Ripped Jeans – Baring the Holes in the Minister’s Thought Process
Once again, a deplorable comment has come to light. This time it’s a State Chief Minister (newly elected) who is stricken by verbal diarrhea and is also a moral guardian – self-proclaimed.
Opinion on how women should dress is a curious topic. There are two voices to this. On the one hand, we have people crying foul whenever such statements are made and they build a strong case in support of women (statistical evidence, et al) – why clothes play no role in crime against women.
The other side, equally powerful, continues to rant about Indian culture, putting a premium on how women should behave in society, laying great emphasis on her role as a daughter, a wife, and a mother. But never as an individual. She is always intricately linked to the family and its honour.
Let us be!
The big challenge urban women (in particular) face today is about playing these roles and carving a niche identity as well.Let’s imagine a situation where there’s a sick child and she has to reach the office for a crucial meeting at 8.30 am. Will the husband bear the responsibility and take the child to the doctor? Millions will and an equal number (or more), won’t. If this “disbalance of power” continues then it becomes a social issue. And, if this disbalance raises its ugly head in numerous instances of daily living, then it becomes a tsunami – at least on social media.
Let us see the other side – the one that spews “culture” all the time. Is there a grain of truth in what they say?
In a public place, the clothes that one wears (both genders included) are largely dictated by the immediate surrounding. If you live in a posh locality where haute couture is celebrated, then you will dress up in a certain manner and feel comfortable in your skin. However, if you live in impoverished parts of town where humans live cheek by jowl and residents fall under the low-income category, then obviously your lifestyle will be very different – the clothes you wear, the food you eat, the kind of transport you use, the house you live in, etc. If such people take umbrage to flashy lifestyles (especially in the context of dressing boldly) then it is understandable. I don’t want to dwell on this point because if I do, I will sound condescending.
The despicable lot is the one that does not fall in this category and yet takes the moral high ground to serve a selfish motive which is often about keeping male dominance alive. Do they feel threatened by women’s sexuality? Are they apprehensive that they might lose control when they see a woman’s cleavage or a swaying gait that puts a pachyderm to shame? Or are they insecure about themselves?
A boldly dressed woman will attract the male gaze in greater numbers and voila, we have serious competition at hand. By the way, women too are equal participants (sometimes) in his charade.

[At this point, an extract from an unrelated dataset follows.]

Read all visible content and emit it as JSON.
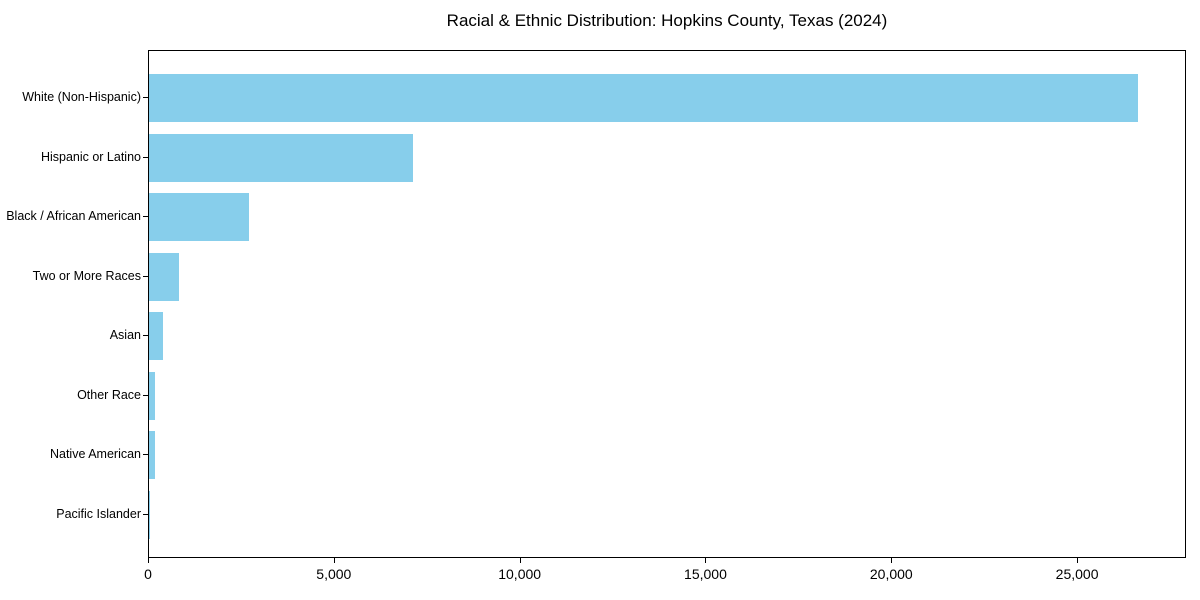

Who is setting the boundaries?
These answers aren’t easy to fetch. We have seen how some men behave with their wives (code of conduct imposed, etc) but have a different approach while interacting with their daughters. Haven’t we seen thousands of cases where the man is impervious to his wife’s desire but is far more accommodative with daughters?
Finally, here is what I will say. Crime against women has gone up ten-fold – at least the ones being reported, therefore it’s very important to dress in a responsible manner. What does that mean? It means that women should exercise the freedom to dress exactly the way they please; a vibrant democracy gives them the choice. But also be aware of the situation they are likely to be in and the company. Take a call accordingly.
The “Ripped Jeans” remark is deplorable, to say the least. Airports should be safe enough place for women to dress as they please, and we don’t want a country where they have to exercise restraint in such places. If that happens, it’ll be the end of democracy as we know it.
And, sorry, I can’t go to Pakistan. I am fearful of Shoaib Akhtar!